The virus that causes COVID-19 is a type of coronavirus, made up of a large family of viruses. Coronaviruses are named for the crown-like spikes on their surfaces. Scientists continue to monitor changes in the virus, including changes to those spikes. These studies are helping us learn more about the new variants to understand their spread, how they are different from existing variants, and how they interact with current therapies, vaccines and tests.
We caught up with Julio Figueroa, MD, physician lead for the infection prevention programs at LCMC Health and the chief of infectious diseases at LSU Health New Orleans, and John Schieffelin, MD, Associate Professor of Pediatrics and Internal Medicine and sections of infectious disease at Tulane University School of Medicine to help answer some of our questions related to the new variants.
With at least three COVID variants circulating in New Orleans, are there are any new safety measures I should take to reduce my risk of infection?
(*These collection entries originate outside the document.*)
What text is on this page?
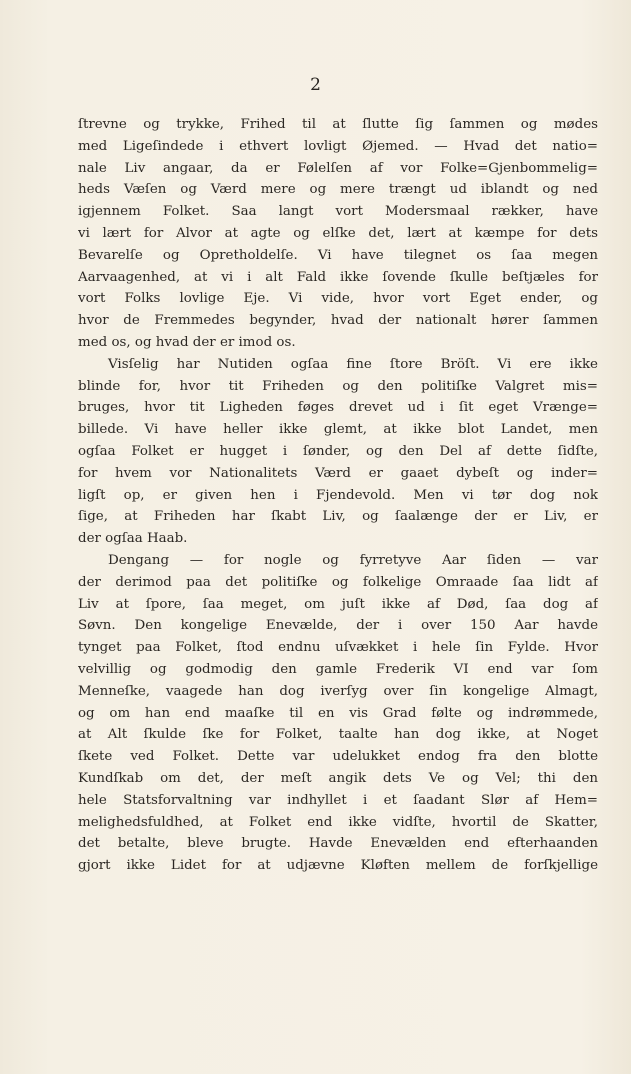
2
ſtrevne og trykke, Frihed til at ſlutte ſig ſammen og mødes
med Ligeſindede i ethvert lovligt Øjemed. — Hvad det natio=
nale Liv angaar, da er Følelſen af vor Folke=Gjenbommelig=
heds Væſen og Værd mere og mere trængt ud iblandt og ned
igjennem Folket. Saa langt vort Modersmaal rækker, have
vi lært for Alvor at agte og elſke det, lært at kæmpe for dets
Bevarelſe og Opretholdelſe. Vi have tilegnet os ſaa megen
Aarvaagenhed, at vi i alt Fald ikke ſovende ſkulle beſtjæles for
vort Folks lovlige Eje. Vi vide, hvor vort Eget ender, og
hvor de Fremmedes begynder, hvad der nationalt hører ſammen
med os, og hvad der er imod os.
Visſelig har Nutiden ogſaa fine ſtore Bröſt. Vi ere ikke
blinde for, hvor tit Friheden og den politiſke Valgret mis=
bruges, hvor tit Ligheden føges drevet ud i ſit eget Vrænge=
billede. Vi have heller ikke glemt, at ikke blot Landet, men
ogſaa Folket er hugget i ſønder, og den Del af dette ſidſte,
for hvem vor Nationalitets Værd er gaaet dybeſt og inder=
ligſt op, er given hen i Fjendevold. Men vi tør dog nok
ſige, at Friheden har ſkabt Liv, og ſaalænge der er Liv, er
der ogſaa Haab.
Dengang — for nogle og fyrretyve Aar ſiden — var
der derimod paa det politiſke og folkelige Omraade ſaa lidt af
Liv at ſpore, ſaa meget, om juſt ikke af Død, ſaa dog af
Søvn. Den kongelige Enevælde, der i over 150 Aar havde
tynget paa Folket, ſtod endnu uſvækket i hele ſin Fylde. Hvor
velvillig og godmodig den gamle Frederik VI end var ſom
Menneſke, vaagede han dog iverſyg over ſin kongelige Almagt,
og om han end maaſke til en vis Grad følte og indrømmede,
at Alt ſkulde ſke for Folket, taalte han dog ikke, at Noget
ſkete ved Folket. Dette var udelukket endog fra den blotte
Kundſkab om det, der meſt angik dets Ve og Vel; thi den
hele Statsforvaltning var indhyllet i et ſaadant Slør af Hem=
melighedsfuldhed, at Folket end ikke vidſte, hvortil de Skatter,
det betalte, bleve brugte. Havde Enevælden end efterhaanden
gjort ikke Lidet for at udjævne Kløften mellem de forſkjellige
Keep following the current recommendations. The most important thing you can do is get vaccinated. Once you’re fully vaccinated, which is two weeks after your final dose, the CDC says you no longer need to wear a mask indoors or outdoors, except where required by law like homeless shelters and jails. If you’re not fully vaccinated, continue wearing a mask and social distancing.
Who is at highest risk for the new variants?
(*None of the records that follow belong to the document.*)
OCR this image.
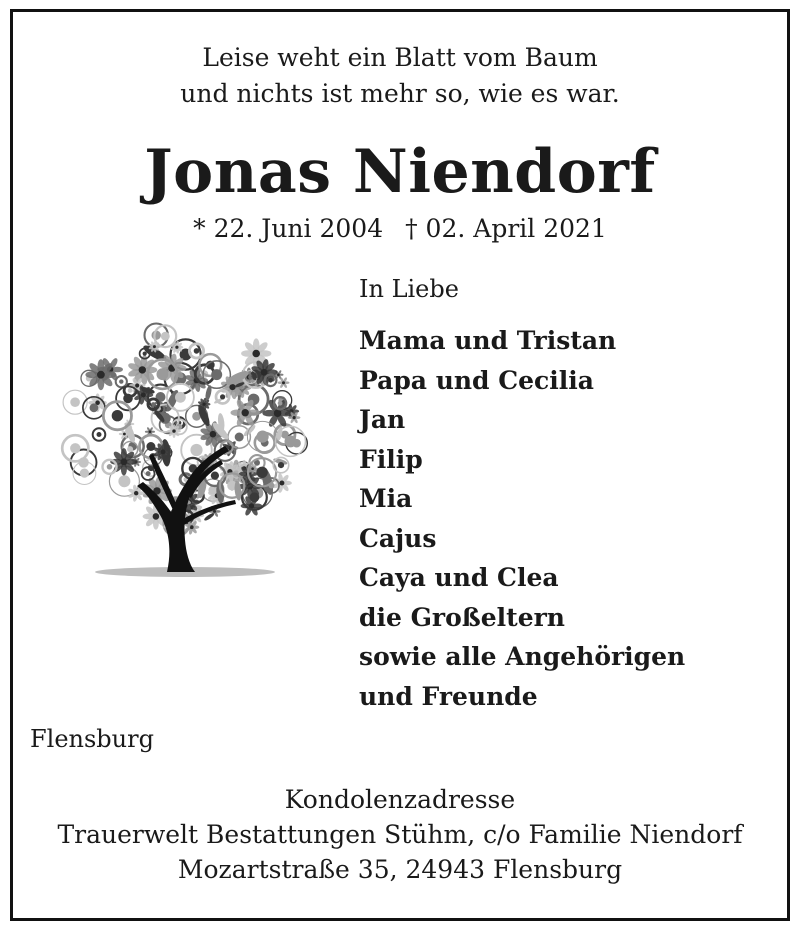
Leise weht ein Blatt vom Baum
und nichts ist mehr so, wie es war.
Jonas Niendorf
* 22. Juni 2004 † 02. April 2021
In Liebe
Mama und Tristan
Papa und Cecilia
Jan
Filip
Mia
Cajus
Caya und Clea
die Großeltern
sowie alle Angehörigen
und Freunde
Flensburg
Kondolenzadresse
Trauerwelt Bestattungen Stühm, c/o Familie Niendorf
Mozartstraße 35, 24943 Flensburg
Some variants appear to be more contagious and spread more easily from person to person. That’s why it’s so important to get vaccinated and keep following current guidelines. Anyone can get sick from the virus, but it can be especially hard on the elderly and other high-risk individuals, so let’s continue to keep our families safe.
I’m eligible for the COVID-19 vaccine. Should I delay getting it because it may not be as effective against the new variants?
Not at all! Current research suggests that the approved vaccines are effective against new variants, including B.1.1.7 from the UK, B.1.427/429 from California and P.1 from Brazil, which are in New Orleans. Everyone should get vaccinated as soon as possible unless advised otherwise by your doctor. The vaccines are still very effective against new variants and can even provide protection if you do get sick, helping you to heal faster.
Is the vaccine effective against this new strain?
Hearing about new variants of COVID-19 might be scary, and that’s OK. Keep yourself and your loved ones safe by following the existing safety guidelines and getting vaccinated. The more we work together towards stopping the spread, the faster we can all return to our normal lives.